If Sunni powerhouses Turkey and Saudi Arabia funnel weapons to the majority Sunni opposition movement in Syria, “it’s quite likely that the uprising would take an even more sectarian tone and you would have the potential for a second Iraq in Syria whereby political allegiances are based entirely on sect and ethnicity, militias are formed, the state collapses and you have a full-blown civil war”, said Christopher Phillips, a lecturer in international relations of the Middle East at Queen Mary college, University of London. The Syrian regime could also use a civil war as a way of clinging to power, he told IRIN.
Israeli Defence Minister Ehud Barak has said he expects al-Assad to fall within months and Israel has prepared for the eventuality of taking in fleeing refugees from al-Assad’s minority Alawi sect.
If and when al-Assad’s government falls, Syria will be confronted by various challenges, including the polarization of sects, possible revenge killings or sectarian war, and an unpredictable reaction from Lebanon-based Shia militant group Hezbollah, and its backers in Iran.
Iraq, Iran and Israel
Analysts warn the increasingly violent and sectarian nature of the conflict in Syria is already contributing to violence in Iraq, could lead to conflict in Lebanon, Israel, the occupied Palestinian territory and/or Iran, and could trigger a regional war.
An emboldened Sunni protest movement in Syria has already helped inspire Sunnis in Shia-led Iraq to rise up again, Phillips said. Suicide attacks, car bombs, and assassinations have targeted Shia neighbourhoods since US troops withdrew. Analysts say Shia Prime Minister Nouri al-Maliki has failed to make the political elite inclusive, leaving Sunnis feeling threatened and causing them increasingly to try to exert their influence. Iraq is already on an escalating path of violence.
The risk of losing al-Assad, a key ally, has heightened Iran’s perception of risk and may have contributed to ramped-up rhetoric between Iran and both the US and Israel over Iran’s nuclear programme and its threat to close the Strait of Hormuz, a narrow waterway leading to the Persian Gulf through which one-fifth of the world’s oil passes.
“The sense of anxiety in Iran is quite high. This also increases the possibility of miscalculations there that could ignite a regional war,” Kahwaji said.

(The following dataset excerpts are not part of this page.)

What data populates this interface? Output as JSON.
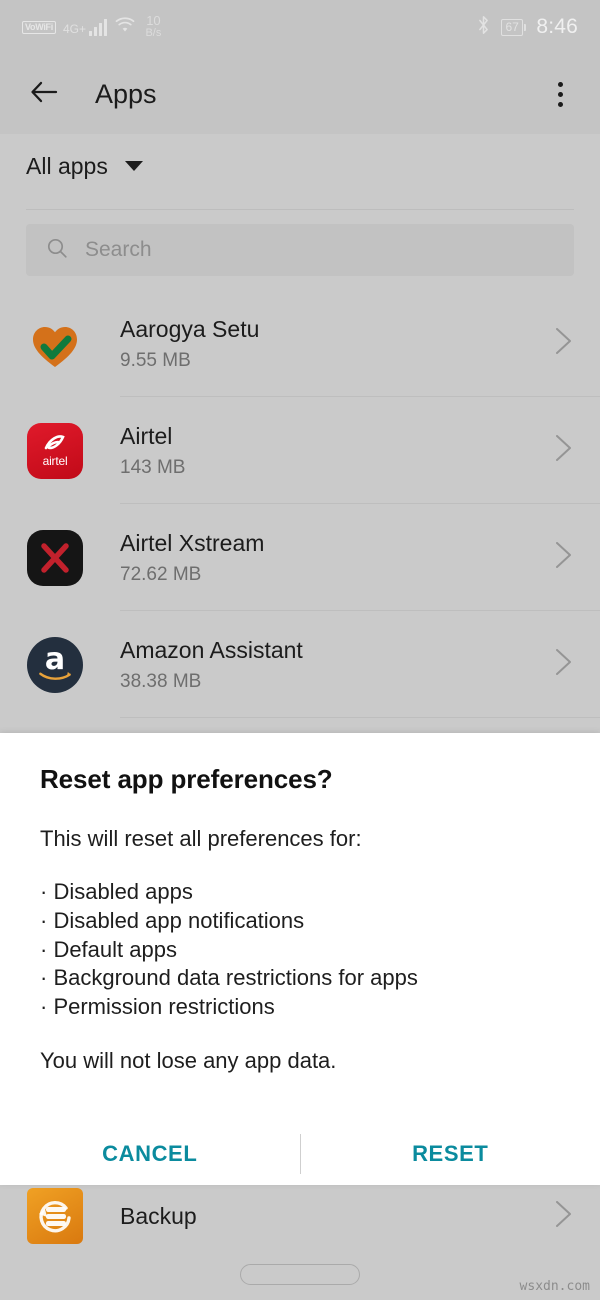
{
  "status_bar": {
    "vowifi_label": "VoWiFi",
    "network_type": "4G+",
    "data_rate_value": "10",
    "data_rate_unit": "B/s",
    "battery_level": "67",
    "time": "8:46"
  },
  "app_bar": {
    "title": "Apps"
  },
  "filter": {
    "label": "All apps"
  },
  "search": {
    "placeholder": "Search"
  },
  "app_list": [
    {
      "name": "Aarogya Setu",
      "size": "9.55 MB"
    },
    {
      "name": "Airtel",
      "size": "143 MB"
    },
    {
      "name": "Airtel Xstream",
      "size": "72.62 MB"
    },
    {
      "name": "Amazon Assistant",
      "size": "38.38 MB"
    }
  ],
  "background_row": {
    "name": "Backup"
  },
  "dialog": {
    "title": "Reset app preferences?",
    "body": "This will reset all preferences for:",
    "bullets": [
      "· Disabled apps",
      "· Disabled app notifications",
      "· Default apps",
      "· Background data restrictions for apps",
      "· Permission restrictions"
    ],
    "footnote": "You will not lose any app data.",
    "cancel_label": "CANCEL",
    "reset_label": "RESET",
    "action_color": "#0b8b9e"
  },
  "icon_labels": {
    "airtel_word": "airtel",
    "amazon_letter": "a"
  },
  "watermark": "wsxdn.com"
}
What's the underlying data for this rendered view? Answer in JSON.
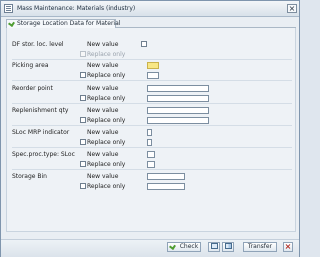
{
  "window": {
    "title": "Mass Maintenance: Materials (industry)",
    "close_icon": "close-icon"
  },
  "tab": {
    "label": "Storage Location Data for Material",
    "icon": "checkmark-icon"
  },
  "fields": [
    {
      "label": "DF stor. loc. level",
      "new_label": "New value",
      "replace_label": "Replace only",
      "field_type": "checkbox",
      "replace_disabled": true,
      "value": ""
    },
    {
      "label": "Picking area",
      "new_label": "New value",
      "replace_label": "Replace only",
      "field_type": "text",
      "replace_disabled": false,
      "value": ""
    },
    {
      "label": "Reorder point",
      "new_label": "New value",
      "replace_label": "Replace only",
      "field_type": "text",
      "replace_disabled": false,
      "value": ""
    },
    {
      "label": "Replenishment qty",
      "new_label": "New value",
      "replace_label": "Replace only",
      "field_type": "text",
      "replace_disabled": false,
      "value": ""
    },
    {
      "label": "SLoc MRP indicator",
      "new_label": "New value",
      "replace_label": "Replace only",
      "field_type": "text",
      "replace_disabled": false,
      "value": ""
    },
    {
      "label": "Spec.proc.type: SLoc",
      "new_label": "New value",
      "replace_label": "Replace only",
      "field_type": "text",
      "replace_disabled": false,
      "value": ""
    },
    {
      "label": "Storage Bin",
      "new_label": "New value",
      "replace_label": "Replace only",
      "field_type": "text",
      "replace_disabled": false,
      "value": ""
    }
  ],
  "footer": {
    "check_label": "Check",
    "transfer_label": "Transfer"
  },
  "colors": {
    "accent": "#4f9d32",
    "required_yellow": "#f8e785",
    "title_bg": "#dfe6ee"
  }
}
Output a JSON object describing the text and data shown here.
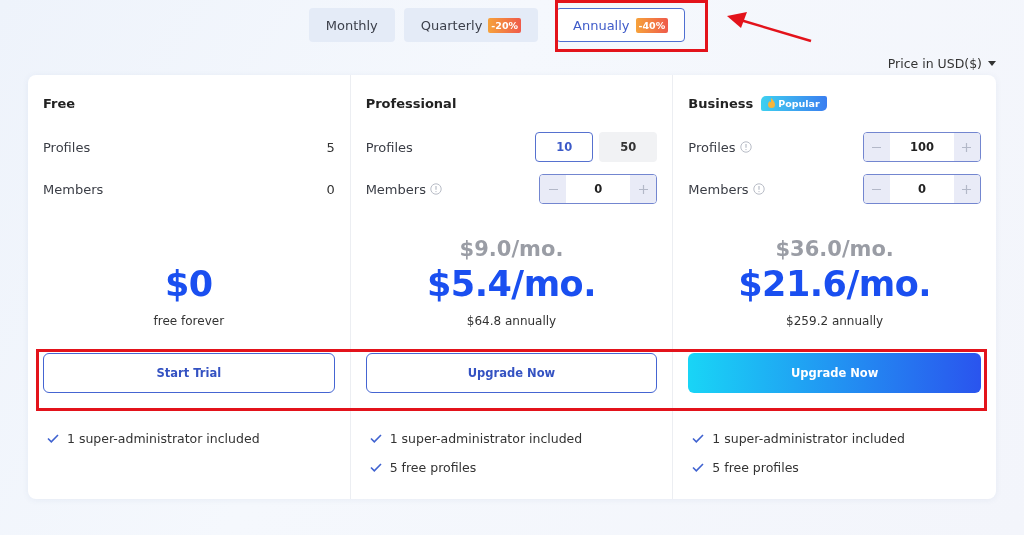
{
  "billing_tabs": [
    {
      "label": "Monthly",
      "selected": false
    },
    {
      "label": "Quarterly",
      "badge": "-20%",
      "selected": false
    },
    {
      "label": "Annually",
      "badge": "-40%",
      "selected": true
    }
  ],
  "currency_selector": {
    "label": "Price in USD($)"
  },
  "plans": [
    {
      "name": "Free",
      "rows": [
        {
          "label": "Profiles",
          "info": false,
          "kind": "text",
          "value": "5"
        },
        {
          "label": "Members",
          "info": false,
          "kind": "text",
          "value": "0"
        }
      ],
      "price": "$0",
      "note": "free forever",
      "button": {
        "label": "Start Trial",
        "kind": "outline"
      },
      "features": [
        "1 super-administrator included"
      ]
    },
    {
      "name": "Professional",
      "rows": [
        {
          "label": "Profiles",
          "info": false,
          "kind": "options",
          "options": [
            {
              "label": "10",
              "selected": true
            },
            {
              "label": "50",
              "selected": false
            }
          ]
        },
        {
          "label": "Members",
          "info": true,
          "kind": "stepper",
          "value": "0"
        }
      ],
      "old_price": "$9.0/mo.",
      "price": "$5.4/mo.",
      "note": "$64.8 annually",
      "button": {
        "label": "Upgrade Now",
        "kind": "outline"
      },
      "features": [
        "1 super-administrator included",
        "5 free profiles"
      ]
    },
    {
      "name": "Business",
      "badge": "Popular",
      "rows": [
        {
          "label": "Profiles",
          "info": true,
          "kind": "stepper",
          "value": "100"
        },
        {
          "label": "Members",
          "info": true,
          "kind": "stepper",
          "value": "0"
        }
      ],
      "old_price": "$36.0/mo.",
      "price": "$21.6/mo.",
      "note": "$259.2 annually",
      "button": {
        "label": "Upgrade Now",
        "kind": "filled"
      },
      "features": [
        "1 super-administrator included",
        "5 free profiles"
      ]
    }
  ]
}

Al-Assad’s fall would also weaken Hezbollah in Lebanon and tempt Israel to try to take the group out once and for all. “With the Syrian regime gone, Hezbollah would lose all supply lines with Iran and will appear to Israel as easy prey,” Kahwaji told IRIN. An attack on Hezbollah would fan old sectarian flames in Lebanon.
The Israelis may also seek to weaken Hamas, the militant group that rules the Gaza Strip, which has been strengthened by the rise of moderate Islamists in Egypt, Tunisia and Libya.
Israeli military leaders have already warned that an attack on Gaza, similar to Operation Cast Lead in 2008-2009 is increasingly likely. Ron Gilran, manager of the intelligence department at Max Security Solutions, a risk consulting company based in the Middle East, went a step further, describing it as “inevitable”.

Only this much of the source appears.